An Interleukin-1β (IL-1β) Single-Nucleotide Polymorphism at Position 3954 and Red Complex Periodontopathogens Independently and Additively Modulate the Levels of IL-1β in Diseased Periodontal Tissues{triangledown}

Samuel B. Ferreira Jr.,1 Ana Paula F. Trombone,2 Carlos E. Repeke,1 Cristina R. Cardoso,2 Walter Martins Jr.,3 Carlos F. Santos,1 Paula Cristina Trevilatto,4 Mario J. Ávila-Campos,5 Ana Paula Campanelli,1 João S. Silva,2 and Gustavo P. Garlet1*

Department of Biological Sciences, School of Dentistry of Bauru, São Paulo University (FOB/USP), Bauru, SP, Brazil,1 Department of Biochemistry and Immunology, School of Medicine of Ribeirão Preto, São Paulo University (FMRP/USP), Ribeirão Preto, SP, Brazil,2 Department of Periodontics, Dentistry School of the University of Ribeirão Preto (UNAERP), Ribeirão Preto, SP, Brazil,3 School of Dentistry, Pontifical Catholic University of Paraná (PUC-PR), Curitiba, PR, Brazil,4 Department of Microbiology, Institute of Biomedical Sciences (ICB/USP), São Paulo, SP, Brazil5

Received 5 May 2008/ Returned for modification 23 May 2008/ Accepted 28 May 2008

Inflammatory cytokines such as interleukin-1β (IL-1β) are involved in the pathogenesis of periodontal diseases. A high individual variation in the levels of IL-1β mRNA has been verified, which is possibly determined by genetic polymorphisms and/or by the presence of periodontopathogens such as Porphyromonas gingivalis, Tannerella forsythia, Treponema denticola, and Aggregatibacter actinomycetemcomitans. In this study, we investigated the role of an IL-1β promoter single-nucleotide polymorphism at position 3954 [IL-1β(3954) SNP] and the presence of the periodontopathogens in the determination of the IL-1β levels in the periodontal tissues of nonsmoking chronic periodontitis (CP) patients (n = 117) and control (C) subjects (n = 175) and the possible correlations with the clinical parameters of the disease. IL-1β(3954) SNP was investigated by restriction fragment length polymorphism, while the IL-1β levels and the presence of the periodontopathogens were determined by real-time PCR. Similar frequencies of IL-1β(3954) SNP were found in the C and CP groups, in spite of a trend toward a higher incidence of T alleles in the CP group. The IL-1β(3954) SNP CT and TT genotypes, as well as P. gingivalis, T. forsythia, and T. denticola, were associated with higher IL-1β levels and with higher values of the clinical parameters of disease severity. Concomitant analyses demonstrate that IL-1β(3954) and the red complex periodontopathogens were found to independently and additively modulate the levels of IL-1β in periodontal tissues. Similarly, the concurrent presence of both factors was associated with increased scores of disease severity. IL-1β(3954) genotypes and red complex periodontopathogens, individually and additively, modulate the levels of IL-1β in the diseased tissues of nonsmoking CP patients and, consequently, are potentially involved in the determination of the disease outcome.

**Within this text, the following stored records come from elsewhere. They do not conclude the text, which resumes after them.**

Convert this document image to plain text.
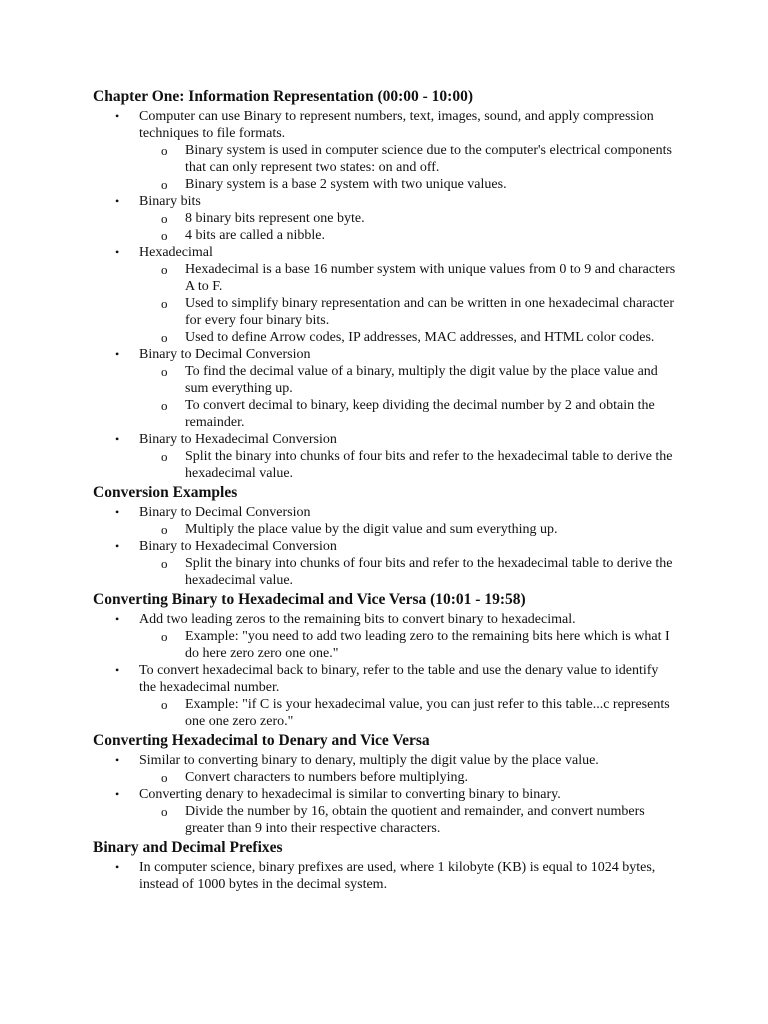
Chapter One: Information Representation (00:00 - 10:00)
• Computer can use Binary to represent numbers, text, images, sound, and apply compression techniques to file formats.
o Binary system is used in computer science due to the computer's electrical components that can only represent two states: on and off.
o Binary system is a base 2 system with two unique values.
• Binary bits
o 8 binary bits represent one byte.
o 4 bits are called a nibble.
• Hexadecimal
o Hexadecimal is a base 16 number system with unique values from 0 to 9 and characters A to F.
o Used to simplify binary representation and can be written in one hexadecimal character for every four binary bits.
o Used to define Arrow codes, IP addresses, MAC addresses, and HTML color codes.
• Binary to Decimal Conversion
o To find the decimal value of a binary, multiply the digit value by the place value and sum everything up.
o To convert decimal to binary, keep dividing the decimal number by 2 and obtain the remainder.
• Binary to Hexadecimal Conversion
o Split the binary into chunks of four bits and refer to the hexadecimal table to derive the hexadecimal value.
Conversion Examples
• Binary to Decimal Conversion
o Multiply the place value by the digit value and sum everything up.
• Binary to Hexadecimal Conversion
o Split the binary into chunks of four bits and refer to the hexadecimal table to derive the hexadecimal value.
Converting Binary to Hexadecimal and Vice Versa (10:01 - 19:58)
• Add two leading zeros to the remaining bits to convert binary to hexadecimal.
o Example: "you need to add two leading zero to the remaining bits here which is what I do here zero zero one one."
• To convert hexadecimal back to binary, refer to the table and use the denary value to identify the hexadecimal number.
o Example: "if C is your hexadecimal value, you can just refer to this table...c represents one one zero zero."
Converting Hexadecimal to Denary and Vice Versa
• Similar to converting binary to denary, multiply the digit value by the place value.
o Convert characters to numbers before multiplying.
• Converting denary to hexadecimal is similar to converting binary to binary.
o Divide the number by 16, obtain the quotient and remainder, and convert numbers greater than 9 into their respective characters.
Binary and Decimal Prefixes
• In computer science, binary prefixes are used, where 1 kilobyte (KB) is equal to 1024 bytes, instead of 1000 bytes in the decimal system.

* Corresponding author. Mailing address: School of Dentistry of Bauru (FOB/USP), Department of Biological Sciences, Al. Octávio Pinheiro Brisola, 9-75, CEP 17012-901, Bauru, SP, Brazil. Phone: 55 (14) 3235-8274. Fax: 55 (14) 3235-8274. E-mail: garletgp{at}usp.br

{triangledown} Published ahead of print on 9 June 2008.

Editor: A. J. Bäumler


Infection and Immunity, August 2008, p. 3725-3734, Vol. 76, No. 8
0019-9567/08/$08.00+0     doi:10.1128/IAI.00546-08
Copyright © 2008, American Society for Microbiology. All Rights Reserved.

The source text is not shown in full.